Gladstone Pass to Roberts Pass

4th January 2015

This was supposed to be a "father/son" bonding experience, but the "son" component dropped out at the last moment.  In hindsight, probably not a bad thing.

I am admittedly a fair weather walker and tend to bail out when it looks like rain, but with my holidays ending up and a new job approaching I was aching to get out. Rain was definitely going to happen according to all reports so I just had to harden up.  I wasn't 100% sure about the wisdom of tackling Gladstone Pass in the wet, but in the end thought "bugger it" and head off anyway.  Packed the heavy rain jacket and strapped on my most destroyed pair of shoes and was off.

Off course I had to stop at Mountain High Pies at Wentworth Falls to buy dinner.  I should have a sponsorship by now.  Pies loaded in the trusty cold bag, it was adventure time.

I have tackled Gladstone Pass before ( January 2015 ), but it was a lovely warm summer's day back then.  The track down had been obscure and challenging enough that day, but not a problem.  Heat and humidity were the challenges that day.  This time it was bucketing down, and the Pass was a maze of small water courses, with lots of sludgy mud patches and slippery bits.  For the first time ever I wished I actually had a pair of sturdier walking shoes (and I was on leech alert the whole time, but didn't see a single one).  Lots of trees down that made for quite a few scrambles.  This Pass is not for the inexperienced walker after a nice stroll.

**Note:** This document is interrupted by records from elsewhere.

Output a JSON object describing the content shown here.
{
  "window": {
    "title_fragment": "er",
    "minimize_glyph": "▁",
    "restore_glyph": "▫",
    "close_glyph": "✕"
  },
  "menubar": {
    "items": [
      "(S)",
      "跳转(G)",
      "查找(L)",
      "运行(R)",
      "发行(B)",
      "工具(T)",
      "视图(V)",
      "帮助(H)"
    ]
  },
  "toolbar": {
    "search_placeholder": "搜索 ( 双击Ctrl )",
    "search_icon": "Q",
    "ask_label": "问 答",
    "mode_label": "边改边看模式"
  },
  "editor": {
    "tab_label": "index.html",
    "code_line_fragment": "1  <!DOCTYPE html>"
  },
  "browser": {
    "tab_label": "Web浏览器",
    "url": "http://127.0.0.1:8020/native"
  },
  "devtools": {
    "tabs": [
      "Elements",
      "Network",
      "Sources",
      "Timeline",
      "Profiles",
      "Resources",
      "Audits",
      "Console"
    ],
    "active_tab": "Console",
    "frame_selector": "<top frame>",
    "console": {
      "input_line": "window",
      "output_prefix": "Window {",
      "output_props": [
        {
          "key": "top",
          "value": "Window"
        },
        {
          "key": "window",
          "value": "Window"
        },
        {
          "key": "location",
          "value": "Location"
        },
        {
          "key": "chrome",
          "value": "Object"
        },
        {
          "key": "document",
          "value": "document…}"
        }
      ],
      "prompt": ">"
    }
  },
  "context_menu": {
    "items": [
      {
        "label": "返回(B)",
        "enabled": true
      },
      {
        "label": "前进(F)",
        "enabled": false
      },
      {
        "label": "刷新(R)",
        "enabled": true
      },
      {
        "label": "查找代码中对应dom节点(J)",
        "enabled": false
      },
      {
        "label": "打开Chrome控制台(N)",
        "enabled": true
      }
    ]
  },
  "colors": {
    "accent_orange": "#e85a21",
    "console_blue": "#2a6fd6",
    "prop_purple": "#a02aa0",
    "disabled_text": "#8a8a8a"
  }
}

It was much darker than last time.  Heavy cloud cover and torrential rain made for a very dark and gloomy place.  Normally the tree canopy keeps out most of the wet, but today the trees were so loaded with water it was getting through in buckets, making it even trickier than last time to keep on the track.  More than a few times I stood with water running over my shoes, and water pouring down, looking for a sign of "where next"?  Occasional aluminum markers on trees were handy.  Someone with big boots had gone through recently, so thank you to that person who left big footprint puddles in several convenient locations.  Glad I'm not the only crazy person out in the wilds.  Also glad I didn't drag #1 son down here today.  I may have ended his walking days.  Especially when hanging off the rope line following the narrow ledge with a somewhat hair raising drop drop below.  Again, this Pass is not for the inexperienced walker after a nice stroll.

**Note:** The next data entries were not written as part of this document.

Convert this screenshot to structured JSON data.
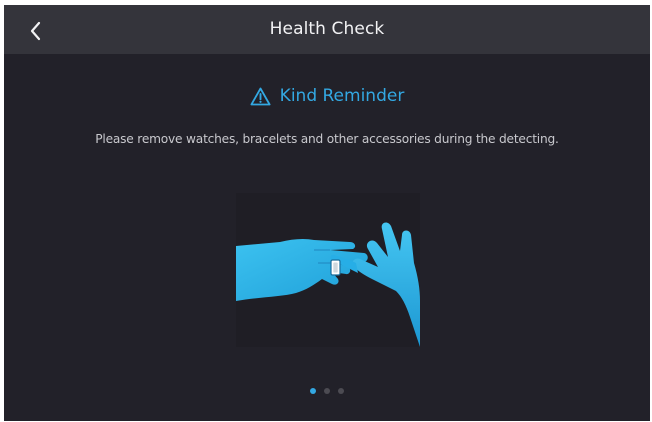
{
  "header": {
    "title": "Health Check",
    "back_icon": "chevron-left-icon"
  },
  "reminder": {
    "icon": "warning-triangle-icon",
    "title": "Kind Reminder",
    "message": "Please remove watches, bracelets and other accessories during the detecting."
  },
  "illustration": {
    "subject": "hands-removing-ring-illustration"
  },
  "pagination": {
    "total": 3,
    "current": 1
  },
  "colors": {
    "accent": "#33a8e2",
    "background": "#222129",
    "header_background": "#34343b",
    "hand": "#2fb6ea"
  }
}
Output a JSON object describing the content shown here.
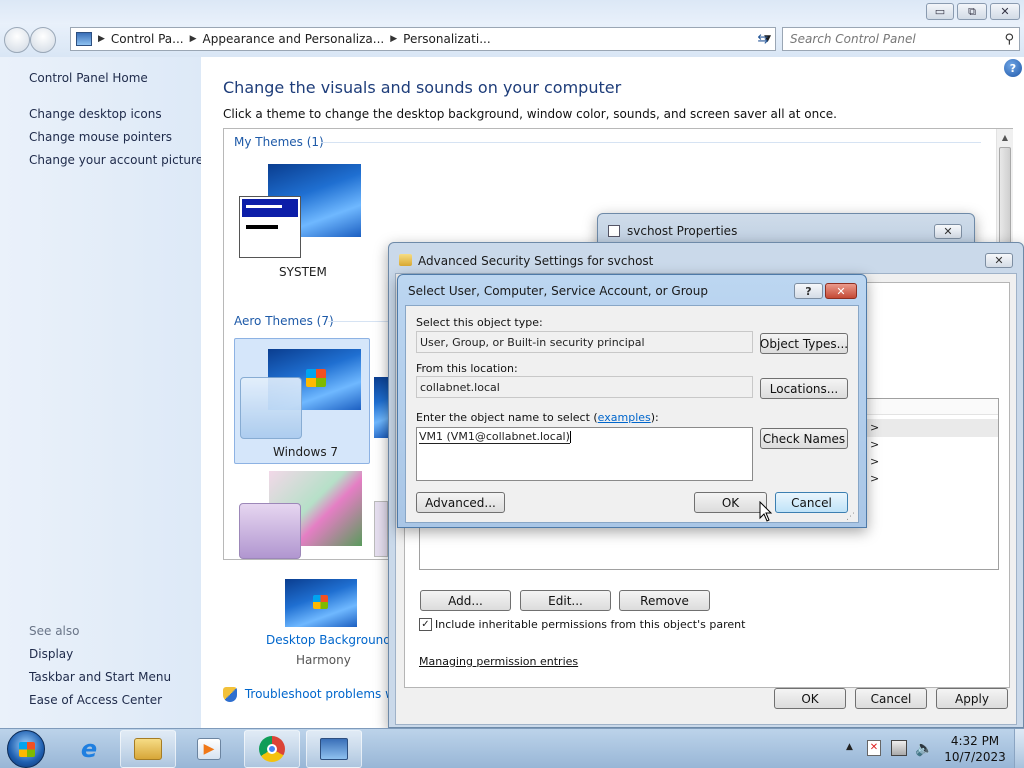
{
  "window_controls": {
    "minimize": "▭",
    "restore": "⧉",
    "close": "✕"
  },
  "address_bar": {
    "crumbs": [
      "Control Pa...",
      "Appearance and Personaliza...",
      "Personalizati..."
    ]
  },
  "search": {
    "placeholder": "Search Control Panel"
  },
  "sidebar": {
    "home": "Control Panel Home",
    "links": [
      "Change desktop icons",
      "Change mouse pointers",
      "Change your account picture"
    ],
    "see_also": "See also",
    "see_also_links": [
      "Display",
      "Taskbar and Start Menu",
      "Ease of Access Center"
    ]
  },
  "main": {
    "heading": "Change the visuals and sounds on your computer",
    "subtitle": "Click a theme to change the desktop background, window color, sounds, and screen saver all at once.",
    "my_themes_title": "My Themes (1)",
    "system_theme": "SYSTEM",
    "aero_title": "Aero Themes (7)",
    "windows7_theme": "Windows 7",
    "desktop_bg_label": "Desktop Background",
    "desktop_bg_value": "Harmony",
    "troubleshoot": "Troubleshoot problems wit"
  },
  "svchost_props": {
    "title": "svchost Properties"
  },
  "adv_security": {
    "title": "Advanced Security Settings for svchost",
    "add": "Add...",
    "edit": "Edit...",
    "remove": "Remove",
    "inherit_label": "Include inheritable permissions from this object's parent",
    "managing_link": "Managing permission entries",
    "ok": "OK",
    "cancel": "Cancel",
    "apply": "Apply"
  },
  "select_dialog": {
    "title": "Select User, Computer, Service Account, or Group",
    "object_type_label": "Select this object type:",
    "object_type_value": "User, Group, or Built-in security principal",
    "object_types_btn": "Object Types...",
    "location_label": "From this location:",
    "location_value": "collabnet.local",
    "locations_btn": "Locations...",
    "enter_label_pre": "Enter the object name to select (",
    "enter_label_link": "examples",
    "enter_label_post": "):",
    "object_name": "VM1 (VM1@collabnet.local)",
    "check_names_btn": "Check Names",
    "advanced_btn": "Advanced...",
    "ok_btn": "OK",
    "cancel_btn": "Cancel"
  },
  "taskbar": {
    "time": "4:32 PM",
    "date": "10/7/2023"
  }
}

At some point I began thinking about where the left turn to Roberts Pass would be.  Last time along here I had not seen it, and couldn't even think where it might be  It was too wet to drag out the maps, but I knew that if I arrived at Dash's Cave that I had gone too far.  Sure enough, I duly arrived at Dash's Cave.  At least it was a chance to get out of the rain, eat, make an entry in the log book, and puzzle over the map.  After a while I realized that even if I couldn't see the turn off, that I could puzzle it out from the land form.  Gearing up again, I back tracked to where I knew it must be.  It seems I may be blind, because at the point where I was thinking "it must be here" I noticed two small cairns (not one, but two for the dummies) and two yellow markers (too make it unmissable to all but the completely hopeless) that I had clearly walked right past earlier (about 8.55 in the first video below).  As I wandered over to look closer I could suddenly see the track disappearing off away on the other side of the creek.  It takes me a while, but I get there eventually.

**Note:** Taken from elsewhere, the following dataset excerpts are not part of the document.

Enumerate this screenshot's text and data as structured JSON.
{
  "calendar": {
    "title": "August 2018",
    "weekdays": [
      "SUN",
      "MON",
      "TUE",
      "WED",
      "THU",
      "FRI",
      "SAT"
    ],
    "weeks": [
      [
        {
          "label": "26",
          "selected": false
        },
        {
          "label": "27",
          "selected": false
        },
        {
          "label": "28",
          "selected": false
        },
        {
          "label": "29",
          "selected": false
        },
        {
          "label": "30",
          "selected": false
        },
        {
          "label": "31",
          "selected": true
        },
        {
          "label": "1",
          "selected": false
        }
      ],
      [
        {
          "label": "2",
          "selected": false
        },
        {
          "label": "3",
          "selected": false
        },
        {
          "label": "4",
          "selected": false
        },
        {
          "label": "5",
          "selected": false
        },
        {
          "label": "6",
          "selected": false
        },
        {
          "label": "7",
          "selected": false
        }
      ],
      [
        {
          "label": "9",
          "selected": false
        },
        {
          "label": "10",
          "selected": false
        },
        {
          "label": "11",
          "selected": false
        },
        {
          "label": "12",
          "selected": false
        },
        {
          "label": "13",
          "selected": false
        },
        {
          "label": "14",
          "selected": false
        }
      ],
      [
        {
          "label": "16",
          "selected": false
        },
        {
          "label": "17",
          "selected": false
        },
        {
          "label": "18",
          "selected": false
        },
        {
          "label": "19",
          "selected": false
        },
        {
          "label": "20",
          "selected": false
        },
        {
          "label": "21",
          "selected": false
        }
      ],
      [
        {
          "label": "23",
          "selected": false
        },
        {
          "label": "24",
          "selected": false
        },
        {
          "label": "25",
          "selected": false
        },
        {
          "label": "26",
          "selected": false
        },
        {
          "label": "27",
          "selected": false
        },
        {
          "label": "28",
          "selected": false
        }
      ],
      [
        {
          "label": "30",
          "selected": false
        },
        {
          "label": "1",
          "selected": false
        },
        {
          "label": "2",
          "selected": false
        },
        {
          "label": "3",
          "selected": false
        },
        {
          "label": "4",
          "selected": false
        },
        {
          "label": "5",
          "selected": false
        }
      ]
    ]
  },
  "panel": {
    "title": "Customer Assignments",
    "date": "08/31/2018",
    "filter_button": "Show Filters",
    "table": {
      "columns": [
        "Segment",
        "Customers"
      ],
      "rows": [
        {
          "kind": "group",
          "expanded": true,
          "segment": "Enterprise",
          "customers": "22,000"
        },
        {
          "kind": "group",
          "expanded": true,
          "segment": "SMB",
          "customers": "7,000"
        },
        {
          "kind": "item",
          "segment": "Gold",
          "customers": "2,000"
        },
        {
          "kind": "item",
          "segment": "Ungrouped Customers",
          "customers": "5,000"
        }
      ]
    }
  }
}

The track along to Roberts Pass was a breeze. The main problem being that I was wearing a pair of my son's old soccer shorts from High School that had little elastic left.  They were saturated and kept falling down.  I went off track for a while to look for the old coal mine.  I found it eventually and it gave me the creeps.  I cannot imagine in my wildest dreams (nightmares) just what it would have been like to come down here and work in that small space.

Back on the track to Roberts, the huge banks of fog would occasionally clear.  Mount Solitary would appear occasionally like some huge ghost ship, then disappear again. It looked close enough to touch.  The turn off up to Roberts Pass was clearly marked, and the metal stairs through the rock were an experience.  At the top I went out to Gladstone Lookout, and the cliff line was awesome.  Fingers of fog creeping up through cracks in the cliff line.  As I watched, a huge bank off fog slowly rose up blanketing everything.  There wasn't a sound to be heard.  The huge drop I was standing next too suddenly looked like a rug you could walk along.  An awesome moment.

The walk back to the car was a sloshy splash.  Arriving at the car I had to decide a course of events that would see me changed, vaguely dry, and not arrested for exposing myself in public.  Eventually I managed some half arsed nude yoga in the car.  I did discover that I had spare socks but no dry shoes, so I eventually ended up wandering Leura bare foot looking like a homeless man as I popped into Megalong Books.  Grabbed a couple more history/ walking books and it was a day well done. 

I managed to play with the video on my camera whilst trying not to trash it in the rain.  The "father/son" bonding experience occurred as he patiently tried to explain to Retro Daddy how to link avi clips.  Such a patient lad.  If you have the patience, my dodgy efforts are below.  The first one covers the wondrous Gladstone Pass. 


Gladstone Pass to Roberts Pass part 1

Gladstone Pass to Roberts Pass part 2

Gladstone Pass to Roberts Pass part 3

Friday, 1 January 2016

Rambling in The Royal



To those about to read my garbled nonsense, this is not a “Rob and Cait” experience. The lovely Cait would kill me if I dragged her along on something as silly as this. She just patiently asked me to “write down where you are going so I can send help”. What a good wife. There was zero phone reception all day so a wise precaution.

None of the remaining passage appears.